Design, Cups, and Blankets. A Free-Energy-Principle-Based Approach to Product Design
arXiv:2604.22902v2 Announce Type: replace-cross
Abstract: Classical design theory treats the type of an object as a given: the designer decides in advance that this will be a cup, then optimizes its parameters. This paper argues that object type is not a presupposition but an inference, something that can be determined from physical data and functional requirements jointly. We call this problem requirement-steered interface type inference and show that it is inexpressible within existing design frameworks. This paper makes two contributions that are jointly necessary and individually incomplete. The first is the problem itself, which classical design cannot pose because it presupposes the very thing our problem seeks to determine. The second is C-DMBD, a constrained extension of the Dynamic Markov Blanket Detection algorithm, which makes requirement-steered inference computationally tractable.

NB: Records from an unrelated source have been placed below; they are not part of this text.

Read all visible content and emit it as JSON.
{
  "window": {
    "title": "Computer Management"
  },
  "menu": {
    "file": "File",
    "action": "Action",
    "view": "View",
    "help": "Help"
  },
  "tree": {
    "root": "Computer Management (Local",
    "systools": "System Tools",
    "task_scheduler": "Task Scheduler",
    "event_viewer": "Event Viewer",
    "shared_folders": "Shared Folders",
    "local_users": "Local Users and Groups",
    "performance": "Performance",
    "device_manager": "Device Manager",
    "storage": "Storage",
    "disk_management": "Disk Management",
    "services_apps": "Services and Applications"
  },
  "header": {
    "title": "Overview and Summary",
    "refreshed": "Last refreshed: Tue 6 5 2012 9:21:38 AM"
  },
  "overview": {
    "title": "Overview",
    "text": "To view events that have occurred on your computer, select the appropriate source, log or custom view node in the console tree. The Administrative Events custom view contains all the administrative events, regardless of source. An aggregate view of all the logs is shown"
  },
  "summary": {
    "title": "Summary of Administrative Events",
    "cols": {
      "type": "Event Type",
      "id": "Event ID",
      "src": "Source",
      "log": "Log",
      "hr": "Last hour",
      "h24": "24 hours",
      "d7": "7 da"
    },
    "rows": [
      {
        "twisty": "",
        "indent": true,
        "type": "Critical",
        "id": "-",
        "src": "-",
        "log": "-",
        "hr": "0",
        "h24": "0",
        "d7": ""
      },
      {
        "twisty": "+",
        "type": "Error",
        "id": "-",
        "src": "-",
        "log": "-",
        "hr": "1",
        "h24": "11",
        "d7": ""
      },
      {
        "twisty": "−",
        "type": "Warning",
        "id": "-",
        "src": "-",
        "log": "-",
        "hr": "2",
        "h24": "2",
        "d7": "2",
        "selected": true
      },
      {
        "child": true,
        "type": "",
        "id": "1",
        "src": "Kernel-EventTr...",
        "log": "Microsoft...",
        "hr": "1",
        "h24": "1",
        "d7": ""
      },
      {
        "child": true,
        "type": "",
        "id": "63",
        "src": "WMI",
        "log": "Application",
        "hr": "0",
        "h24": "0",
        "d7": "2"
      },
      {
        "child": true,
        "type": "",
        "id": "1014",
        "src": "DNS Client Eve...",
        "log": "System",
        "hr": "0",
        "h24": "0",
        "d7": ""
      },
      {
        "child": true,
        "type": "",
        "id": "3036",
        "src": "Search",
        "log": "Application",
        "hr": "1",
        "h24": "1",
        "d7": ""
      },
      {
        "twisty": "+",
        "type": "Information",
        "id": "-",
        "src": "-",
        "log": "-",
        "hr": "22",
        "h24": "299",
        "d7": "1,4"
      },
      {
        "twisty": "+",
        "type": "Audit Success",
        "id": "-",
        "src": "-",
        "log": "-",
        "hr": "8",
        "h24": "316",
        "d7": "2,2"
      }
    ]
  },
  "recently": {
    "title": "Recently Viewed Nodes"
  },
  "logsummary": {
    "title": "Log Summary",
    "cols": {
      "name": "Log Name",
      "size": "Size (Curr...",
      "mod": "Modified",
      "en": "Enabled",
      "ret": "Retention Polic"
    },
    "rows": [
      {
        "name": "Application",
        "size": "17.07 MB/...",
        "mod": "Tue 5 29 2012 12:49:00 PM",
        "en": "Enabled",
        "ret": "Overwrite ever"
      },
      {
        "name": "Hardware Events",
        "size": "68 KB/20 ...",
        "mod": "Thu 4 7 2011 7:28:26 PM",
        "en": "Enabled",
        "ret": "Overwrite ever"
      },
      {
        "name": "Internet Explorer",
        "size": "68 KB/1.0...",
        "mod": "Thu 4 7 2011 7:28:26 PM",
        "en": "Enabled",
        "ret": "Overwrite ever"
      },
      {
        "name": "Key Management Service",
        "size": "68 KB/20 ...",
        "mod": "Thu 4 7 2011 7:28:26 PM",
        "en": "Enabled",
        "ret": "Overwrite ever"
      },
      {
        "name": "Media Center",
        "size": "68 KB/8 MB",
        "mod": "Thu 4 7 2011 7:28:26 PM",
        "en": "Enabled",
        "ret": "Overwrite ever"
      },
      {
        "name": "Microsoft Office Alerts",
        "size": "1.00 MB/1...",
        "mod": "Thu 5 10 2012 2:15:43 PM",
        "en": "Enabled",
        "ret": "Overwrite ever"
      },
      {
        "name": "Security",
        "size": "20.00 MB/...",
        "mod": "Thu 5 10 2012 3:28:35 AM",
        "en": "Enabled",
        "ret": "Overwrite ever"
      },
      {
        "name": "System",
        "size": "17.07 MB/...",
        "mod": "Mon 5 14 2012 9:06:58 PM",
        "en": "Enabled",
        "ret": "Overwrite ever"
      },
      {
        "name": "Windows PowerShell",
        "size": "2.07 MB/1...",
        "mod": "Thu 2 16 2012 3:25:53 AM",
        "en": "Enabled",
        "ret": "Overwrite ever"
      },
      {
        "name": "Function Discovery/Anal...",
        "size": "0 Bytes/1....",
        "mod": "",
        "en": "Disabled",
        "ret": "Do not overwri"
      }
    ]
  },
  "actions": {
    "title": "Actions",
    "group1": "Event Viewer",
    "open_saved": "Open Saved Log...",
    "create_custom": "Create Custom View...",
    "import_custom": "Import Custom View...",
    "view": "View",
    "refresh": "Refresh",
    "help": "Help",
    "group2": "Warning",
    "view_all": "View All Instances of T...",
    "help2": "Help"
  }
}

Drawing on the free-energy principle and active inference, established frameworks in theoretical neuroscience and Bayesian mechanics, we model a product's surface as a Markov blanket: the minimal boundary through which all causal exchange between object and environment must pass. Different blanket structures correspond to different object types; different parameterizations of the same structure correspond to different functional modes of the same type. This paper is a proof of concept and a theoretical proposal. It reframes design as inference rather than optimization, and as a relation between generative models rather than a specification of parameters.